Glue ear is an accumulation of fluid within the middle ear.  The middle ear is the space where sound is transmitted from the eardrum to the inner ear.  The presence of fluid may impede the transmission of sound causing a hearing loss.

The consistency of fluid is usually thick and viscous, hence the term "glue".  The fluid is produced by mucous glands in the middle ear and is essentially similar to the mucus that is produced in the nose. 

The condition is very common in children from the ages of 2 to 5 and occurs mostly in the winter.  An ear infection or a cold may precipitate the development of glue ear and in most children the glue ear resolves within a few weeks after onset.  In some children it may persist and lead to a hearing impairment.  Generally if it is present for more than 3 to 4 months it is likely to continue.

Treatment options will depend on degree and impact of the hearing loss.  This may have an effect on speech development in younger children and if speech is a concern, then some children may compensate by having speech therapy.  There may be behavioural issues, including children becoming easily frustrated and tired, withdrawing from larger groups of children and noise intolerance.  Non interventional treatment with hearing aid amplification is an option but is rarely taken up by parents.

Other treatments include long term antibiotics and nasal steroids, but these are often not effective and parents are reluctant to use regular medication.

The Otovent device is a balloon that is inflated by blowing through one nostril and this in turn attempts to open the eustachian tube with positive pressure.  Older children are able to use this and may find this helpful. 

How do I know if my child has a hearing loss?

Hearing tests

Detecting a hearing impairment in children can be difficult.  In the UK there is a system of screening for deafness at birth.  This is usually performed in either a hospital setting or in the community with objective hearing tests.  These tests are either an otoacoustic emission or an automated auditory brainstem response.  The otoacoustic emission test indicates if the cells within the cochlear are functioning normally and the auditory brainstem response assesses the integrity of the auditory pathway.

Subjective assessments of hearing can be difficult in infants.  Until a child is able to move their head, the only indication that a child may not hear is if they do not startle in response to a loud noise.  At about 3 months when a child starts to turn his/her head, then this gives more indication whether a child is able respond reliably to sound.  As children get older, it becomes easier to subjectively assess their hearing. Until the age of 3 and a half, play or visually reinforced audiometry are used to assess hearing thresholds.  Pure tone audiograms can only reliably be performed in children over 3 and a half.

Indications that there may be a hearing problem

The most common reason for parents bringing their children for a hearing assessment is because of concerns about their speech.  There is a lot of variation in the age at which children learn to speak.  At about 2 years children should have 20-30 words.  By 3 they should be able to formulate simple sentences.  There is much variation in this and a number of factors may influence speech progression, including use of more than one language and the presence of older siblings.
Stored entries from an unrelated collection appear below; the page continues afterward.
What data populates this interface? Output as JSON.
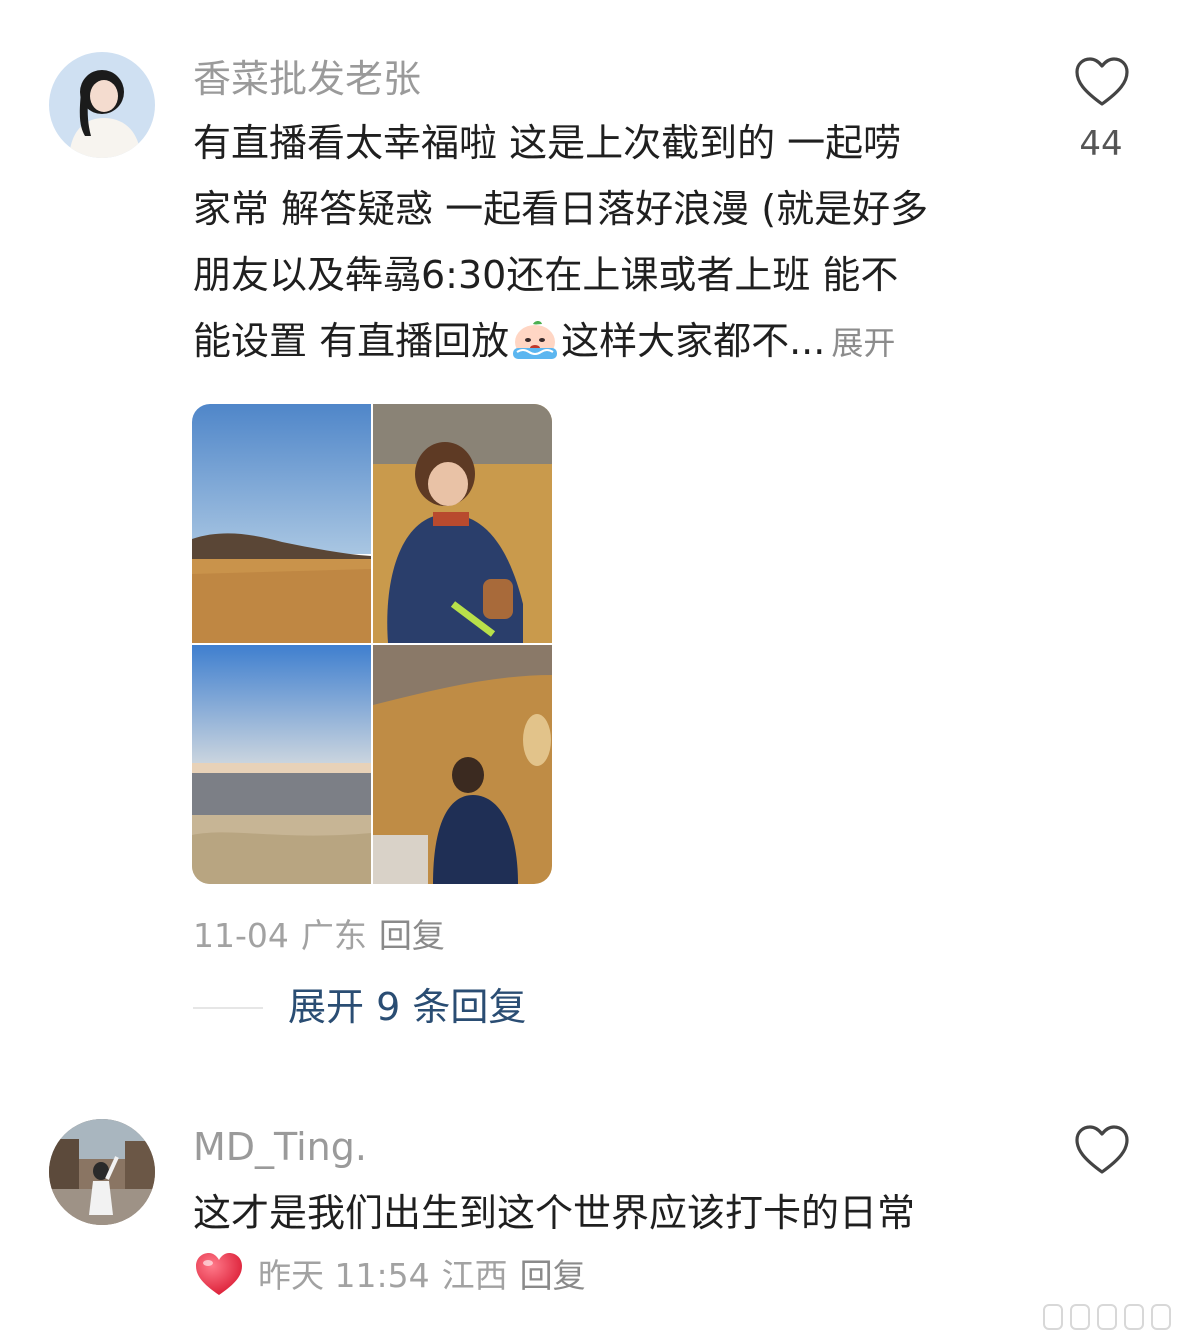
{
  "comments": [
    {
      "username": "香菜批发老张",
      "lines": [
        "有直播看太幸福啦 这是上次截到的 一起唠",
        "家常 解答疑惑 一起看日落好浪漫 (就是好多",
        "朋友以及犇骉6:30还在上课或者上班 能不"
      ],
      "last_line_before_emoji": "能设置 有直播回放",
      "last_line_after_emoji": "这样大家都不...",
      "expand_label": "展开",
      "like_count": "44",
      "date": "11-04",
      "location": "广东",
      "reply_label": "回复",
      "expand_replies_label": "展开 9 条回复",
      "emoji_icon": "crying-emoji-icon",
      "photos": [
        "grassland-sky-photo",
        "person-crouching-photo",
        "horizon-sky-photo",
        "person-with-dog-photo"
      ]
    },
    {
      "username": "MD_Ting.",
      "text": "这才是我们出生到这个世界应该打卡的日常",
      "date": "昨天 11:54",
      "location": "江西",
      "reply_label": "回复",
      "author_liked_icon": "red-heart-icon"
    }
  ],
  "colors": {
    "username": "#9a9a9a",
    "body": "#1f1f1f",
    "meta": "#a2a2a2",
    "link": "#2a4d73",
    "heart_red": "#e8253f"
  }
}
Although there may be clear signs that a child does not respond to being called, this is not always obvious.  However there are often subtle indications. 

Children may prefer one-to-one company and avoid large groups of other children where they have trouble hearing in background noise.  This can be particularly noted at birthday parties, when children with glue ear tend to prefer to shy away from the noisy environment.  Often children with glue ear will find that loud noises are uncomfortable.  They may also have a tendency to lose their temper without any obvious reason, as they are working hard to try and hear.

Younger children with glue ear may not have clear articulation.  This is particularly notable with some consonants and they may miss the beginnings and ends of words. 
 

The hearing loss in glue ear is usually in the low frequency sounds and this may be evident where children may not be able to hear their fathers as well as their mothers.